Thailand - Getting to know Bangkok
We don’t approve of clichés when it comes to travel, but we have to make an exception when describing Bangkok – a city that really does offer something for just about everyone! Quite simply, it's one of the world’s great cities. A visit to the Thai capital offers an exhilarating blend of the traditional and the modern - this is a city where gleaming royal palaces, sacred temples and an ingrained appreciation of tradition mixes with prestigious accommodation, world class shopping and superb dining. It’s unquestionably an essential part of any trip to Thailand.
If you want to explore a modern capital that hasn’t sacrificed tradition, and explore public buildings that are frequently jaw-dropping in scale and grandeur, this is the place to do it. If you enjoy staying in hotels that ooze luxury, or like the idea of sipping cocktails from spectacular (and seriously stylish) roof-top watering holes, then the Thai capital won’t disappoint.
And that’s before we even mention the family-friendly excursions, the shopping that spans from futuristic malls to colourful night markets, the wonderful spas, the restaurants with standards that most definitely wouldn’t be upstaged by London, Paris or New York, or the historic neighbourhoods where everyday life appears to have been captured in time.
Although Bangkok is a sprawling, frenetic city (which is what, in our opinion, makes it so exciting), the modern Skytrain makes getting around easier, while the Chao Phraya River – often said to be Bangkok’s beating heart – provides a great way to connect a number of the sights you simply can’t leave off any ‘to do’ list.
What to do in Bangkok
- Spend a morning exploring the spectacular Grand Palace and, while in the area, take in other attractions such as Wat Arun (The Temple of Dawn) and Wat Pho. If time allows, drop in at the stunning Vimanmek Mansion – the world’s largest teakwood structure, set in beautiful gardens.
- You’ll find great eating all over the city, from chi-chi places talked about by locals and in-the-know ex-pats, to the food stalls around the Sukhumvit and Khao San road areas.
- For a sense of the city’s scale, head up to the 61st floor Vertigo and Moon Bar, or the Sky Bar (suspended on a precipice more than 820 feet in the air), sit back and enjoy a sundowner as the City of Angels sparkles below.
Carry a hotel card with the address and directions in Thai; when you see the word 'soi' as part of an address, it simply refers to a road or lane off another road. Taxis are metered, but always check it’s on, and make friends with the Skytrain - it’s a great way to get around.

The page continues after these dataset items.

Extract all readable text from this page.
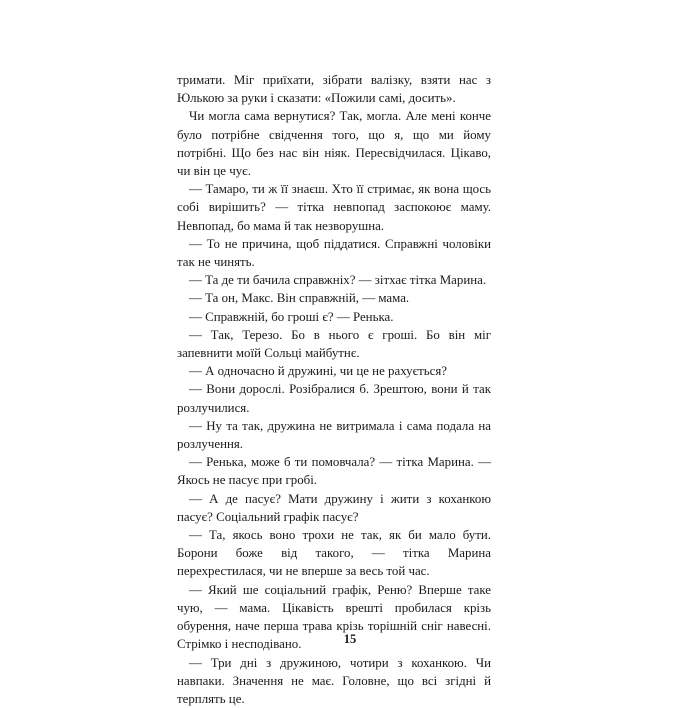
тримати. Міг приїхати, зібрати валізку, взяти нас з Юлькою за руки і сказати: «Пожили самі, досить».

Чи могла сама вернутися? Так, могла. Але мені конче було потрібне свідчення того, що я, що ми йому потрібні. Що без нас він ніяк. Пересвідчилася. Цікаво, чи він це чує.

— Тамаро, ти ж її знаєш. Хто її стримає, як вона щось собі вирішить? — тітка невпопад заспокоює маму. Невпопад, бо мама й так незворушна.

— То не причина, щоб піддатися. Справжні чоловіки так не чинять.

— Та де ти бачила справжніх? — зітхає тітка Марина.

— Та он, Макс. Він справжній, — мама.

— Справжній, бо гроші є? — Ренька.

— Так, Терезо. Бо в нього є гроші. Бо він міг запевнити моїй Сольці майбутнє.

— А одночасно й дружині, чи це не рахується?

— Вони дорослі. Розібралися б. Зрештою, вони й так розлучилися.

— Ну та так, дружина не витримала і сама подала на розлучення.

— Ренька, може б ти помовчала? — тітка Марина. — Якось не пасує при гробі.

— А де пасує? Мати дружину і жити з коханкою пасує? Соціальний графік пасує?

— Та, якось воно трохи не так, як би мало бути. Борони боже від такого, — тітка Марина перехрестилася, чи не вперше за весь той час.

— Який ше соціальний графік, Реню? Вперше таке чую, — мама. Цікавість врешті пробилася крізь обурення, наче перша трава крізь торішній сніг навесні. Стрімко і несподівано.

— Три дні з дружиною, чотири з коханкою. Чи навпаки. Значення не має. Головне, що всі згідні й терплять це.

15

- If you want a real taste of authentic everyday life outside the city, take a trip to the Samut Songkhram or Maeklong markets where, aboard a local train, you’ll journey along narrow rails seemingly squeezed between stalls bursting with fruit, vegetables and other produce.
- Heading further afield, it’s possible to visit both Ayutthaya and the River Kwai. The first was the capital of the Kingdom of Siam from 1350 until 1767 and today makes for a spectacular, UNESCO listed site packed with Buddhist temples, monasteries, statues and monuments.
- The River Kwai is, of course, synonymous with World War II and the construction, by Allied prisoners of war and other ill-treated labourers, of what became known as the Death Railway. Visitors are rewarded with a fascinating day away from the excitement of Bangkok.